WINSTON Smith was given two choices. He could agree two plus two equals five or be eaten alive by rats.

Dodgy arithmetic or a fate worse than death, which would end with him dead. Wisely, the ‘hero’ of George Orwell’s masterpiece '1984' opted not be rodent food in Room 101.

That infamous sum is art of football lexicon. Managers quite often accuse a journalist of "putting two and two together and getting five" when someone such as me isn't perhaps 100 per cent with a story.

They have a point. Everyone has filed a tale in which some guesswork has taken place. We join dots and not always successfully.

But sometimes that answer is correct. Please allow me now to get to five using only four fingers.

Last week, Gordon Strachan did something rather unusual for him. In what is an occasional column he has with a bookmaker, the former Scotland and, in this case most notably, Celtic manager spoke far more openly than he usually does about specific problems at a football club; that club being Rangers.

“Drawing with Dundee on the weekend was a huge blow for Steven Gerrard and his players. The eyes of the world were on you, the game was live on TV – there it is, there’s your chance. And they failed to take it."

Strachan as we know likes to chat but such direct criticism tends isn't really his thing. And he wasn’t finished.

“Who in the English Premier League would take any of Steven’s players at the moment? I don’t think there’d be a rush for them…a lot of Rangers’ signings have come from non-competitive games in the reserves, or at teams that haven’t had to compete, never a team like Rangers. So it comes as a shock when you arrive in Glasgow.”

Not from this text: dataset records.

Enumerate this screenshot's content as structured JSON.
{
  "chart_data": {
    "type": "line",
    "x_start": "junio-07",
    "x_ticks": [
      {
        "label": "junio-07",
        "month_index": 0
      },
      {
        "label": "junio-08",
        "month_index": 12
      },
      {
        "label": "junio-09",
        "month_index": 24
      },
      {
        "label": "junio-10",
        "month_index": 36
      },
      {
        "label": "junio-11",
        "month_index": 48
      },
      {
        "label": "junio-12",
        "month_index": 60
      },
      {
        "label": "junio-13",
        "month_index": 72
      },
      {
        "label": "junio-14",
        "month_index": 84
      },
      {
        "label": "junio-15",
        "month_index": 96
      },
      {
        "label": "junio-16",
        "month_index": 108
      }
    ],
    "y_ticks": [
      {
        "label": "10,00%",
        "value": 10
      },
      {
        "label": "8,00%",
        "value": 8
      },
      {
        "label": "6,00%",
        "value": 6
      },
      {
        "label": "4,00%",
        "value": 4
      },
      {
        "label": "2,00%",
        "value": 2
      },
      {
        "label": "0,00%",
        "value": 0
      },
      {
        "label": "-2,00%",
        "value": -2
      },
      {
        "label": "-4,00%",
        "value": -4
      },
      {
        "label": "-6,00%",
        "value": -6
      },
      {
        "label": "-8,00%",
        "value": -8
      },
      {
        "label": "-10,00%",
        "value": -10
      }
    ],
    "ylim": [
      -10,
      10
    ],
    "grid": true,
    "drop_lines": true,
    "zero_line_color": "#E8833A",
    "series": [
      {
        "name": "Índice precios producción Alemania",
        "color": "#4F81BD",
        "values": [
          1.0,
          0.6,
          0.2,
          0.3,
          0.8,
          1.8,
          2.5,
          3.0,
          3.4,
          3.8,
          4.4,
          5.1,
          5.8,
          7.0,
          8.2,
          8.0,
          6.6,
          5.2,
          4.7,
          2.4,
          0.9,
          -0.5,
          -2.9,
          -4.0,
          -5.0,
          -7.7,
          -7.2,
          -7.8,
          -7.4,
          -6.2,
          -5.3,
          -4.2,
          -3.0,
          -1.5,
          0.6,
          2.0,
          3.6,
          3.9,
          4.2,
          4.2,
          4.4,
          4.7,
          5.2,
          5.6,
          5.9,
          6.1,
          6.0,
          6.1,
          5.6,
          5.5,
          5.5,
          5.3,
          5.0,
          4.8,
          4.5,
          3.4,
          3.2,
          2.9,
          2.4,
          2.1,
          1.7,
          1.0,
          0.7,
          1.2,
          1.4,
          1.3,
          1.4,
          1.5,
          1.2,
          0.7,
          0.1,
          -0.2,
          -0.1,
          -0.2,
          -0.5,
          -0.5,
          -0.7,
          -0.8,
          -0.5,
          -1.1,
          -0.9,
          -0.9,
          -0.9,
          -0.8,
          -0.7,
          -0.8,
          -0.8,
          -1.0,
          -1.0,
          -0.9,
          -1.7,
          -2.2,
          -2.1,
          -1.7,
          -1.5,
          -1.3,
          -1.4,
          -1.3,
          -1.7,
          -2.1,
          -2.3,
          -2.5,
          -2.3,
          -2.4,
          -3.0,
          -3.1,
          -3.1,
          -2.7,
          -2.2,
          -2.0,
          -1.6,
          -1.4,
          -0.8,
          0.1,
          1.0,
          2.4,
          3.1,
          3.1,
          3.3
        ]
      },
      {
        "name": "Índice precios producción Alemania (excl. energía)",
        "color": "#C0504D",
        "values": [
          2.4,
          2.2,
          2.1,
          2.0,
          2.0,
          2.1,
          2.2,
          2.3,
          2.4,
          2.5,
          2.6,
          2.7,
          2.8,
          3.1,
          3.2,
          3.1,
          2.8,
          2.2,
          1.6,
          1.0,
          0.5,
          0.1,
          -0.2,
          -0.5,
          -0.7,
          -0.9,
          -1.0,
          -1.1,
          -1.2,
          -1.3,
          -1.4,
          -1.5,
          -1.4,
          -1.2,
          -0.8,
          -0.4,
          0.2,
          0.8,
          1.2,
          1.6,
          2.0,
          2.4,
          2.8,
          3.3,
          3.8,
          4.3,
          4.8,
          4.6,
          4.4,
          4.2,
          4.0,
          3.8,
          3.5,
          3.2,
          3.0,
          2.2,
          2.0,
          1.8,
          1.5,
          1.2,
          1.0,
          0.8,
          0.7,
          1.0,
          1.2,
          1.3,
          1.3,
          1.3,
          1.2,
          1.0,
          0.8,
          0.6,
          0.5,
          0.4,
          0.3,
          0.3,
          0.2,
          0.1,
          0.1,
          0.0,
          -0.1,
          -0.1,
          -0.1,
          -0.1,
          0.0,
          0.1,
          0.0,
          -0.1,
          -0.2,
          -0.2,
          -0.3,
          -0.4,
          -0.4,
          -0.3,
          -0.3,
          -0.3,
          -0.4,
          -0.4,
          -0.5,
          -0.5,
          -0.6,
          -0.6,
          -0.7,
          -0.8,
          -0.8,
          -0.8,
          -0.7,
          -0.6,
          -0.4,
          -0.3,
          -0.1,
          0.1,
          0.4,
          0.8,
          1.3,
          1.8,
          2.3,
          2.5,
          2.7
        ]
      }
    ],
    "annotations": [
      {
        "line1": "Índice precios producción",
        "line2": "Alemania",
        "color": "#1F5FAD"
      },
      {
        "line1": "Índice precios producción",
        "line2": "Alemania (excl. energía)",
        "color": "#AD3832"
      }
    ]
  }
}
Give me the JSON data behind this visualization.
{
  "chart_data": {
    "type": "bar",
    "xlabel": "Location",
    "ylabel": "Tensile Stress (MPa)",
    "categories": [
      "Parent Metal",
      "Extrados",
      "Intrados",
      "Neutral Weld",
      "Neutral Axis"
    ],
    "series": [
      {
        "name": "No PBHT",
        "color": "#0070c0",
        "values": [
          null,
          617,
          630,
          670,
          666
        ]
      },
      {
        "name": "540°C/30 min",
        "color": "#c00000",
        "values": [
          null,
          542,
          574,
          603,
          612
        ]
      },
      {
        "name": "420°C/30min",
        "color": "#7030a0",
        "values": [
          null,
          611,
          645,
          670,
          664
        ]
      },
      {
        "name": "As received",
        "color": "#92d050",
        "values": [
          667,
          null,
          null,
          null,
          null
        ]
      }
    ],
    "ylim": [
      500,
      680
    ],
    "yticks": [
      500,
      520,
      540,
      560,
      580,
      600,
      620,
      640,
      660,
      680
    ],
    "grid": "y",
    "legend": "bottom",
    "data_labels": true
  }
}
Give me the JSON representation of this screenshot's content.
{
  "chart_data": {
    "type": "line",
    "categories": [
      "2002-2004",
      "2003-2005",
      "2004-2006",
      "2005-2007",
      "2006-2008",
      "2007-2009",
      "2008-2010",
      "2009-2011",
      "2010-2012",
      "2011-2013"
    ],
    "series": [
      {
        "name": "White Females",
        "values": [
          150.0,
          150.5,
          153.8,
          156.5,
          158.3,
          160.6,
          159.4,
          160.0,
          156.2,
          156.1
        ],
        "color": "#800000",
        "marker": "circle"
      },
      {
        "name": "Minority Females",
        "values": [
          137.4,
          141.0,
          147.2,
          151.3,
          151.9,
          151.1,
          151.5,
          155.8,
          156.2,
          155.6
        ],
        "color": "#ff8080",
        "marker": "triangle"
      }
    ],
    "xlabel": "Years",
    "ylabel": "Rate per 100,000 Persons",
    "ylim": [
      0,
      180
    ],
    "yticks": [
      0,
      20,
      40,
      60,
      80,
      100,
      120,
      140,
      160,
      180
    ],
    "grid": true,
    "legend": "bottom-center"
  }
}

When speaking about the players’ lack of discipline, WGS said: “It’s people not understanding, being thrown into Rangers from a small league or under-23 level, and taking on the expectation of winning every game.”

Rangers supporters were not happy. What business was it of his, many were heard to say. Personally, I felt he was saying exactly what Gerrard was thinking. My accounting has come up with the following theory

Gerrard wanted to get that message in the public arena but felt he couldn’t do it himself, as it would be politically unwise to do so.

Gary McAllister, assistant manager of Rangers, and Gordon Strachan are close friends. They were team-mates at Leeds United, where a league title as won, and Strachan took his old pal to Coventry City with him when he was made manager.

Is it really outrageous to suggest that Strachan did his pal a favour and said exactly what the Rangers management team wanted out there; that if they are going to win the league then better and more experienced players must be found?

Rangers are top of the Premiership with a squad which has too many passengers. Imagine what Gerrard could do with a few more like Allan McGregor, Scott Arfield and Alfredo Morelos. The Colombian was also criticised by Strachan but in my mind that was just to throw people like me off the scent.

It's not skullduggery. There is nothing wrong with it. This is how football works at times.

Brendan Rodgers has mentioned Aberdeen’s lack of a training ground, which has nothing to do with him, many times. This is Derek McInnes’s biggest complaint. The two get on well. Do you see where I’m coming from?

Let’s say I’m wrong, which happens more often than you might think, and Strachan spoke about Rangers completely off his own back. That doesn't mean what he said wasn't spot on.

Mark Allen, director of football, doesn’t have big money to play with but that shouldn't mean he can't get better than a young reserve team player or someone player in his twenties with only a handful of first-team appearances, is going to cut it up here.

Rangers could do with getting in two experienced first-team players - Steven Davis would be a start - next month. No more kids from a second team dressing room.

I still have Celtic to win the league; however, if Gerrard gets a couple of good ones in January, we are going to have a title race.

And Another Thing

NOBODY can run away from time. Except, of course, Kenny Miller.

The soon-to-be 39-year-old is scoring goals for fun, that’s seven in his last five games with Dundee, and aside from one bad miss, he was excellent in his side’s defeat at Kilmarnock. Miller has also become a shrewd pundit - he was always smarter than most - and his insight into the game is so far ahead if many of his peers. I fancy we will see him back in the dug-out one day. Livingston was the wrong movie for him but he;’s worth taking a chance on even if I would advise him to quite playing before going back into management. But will he ever retire?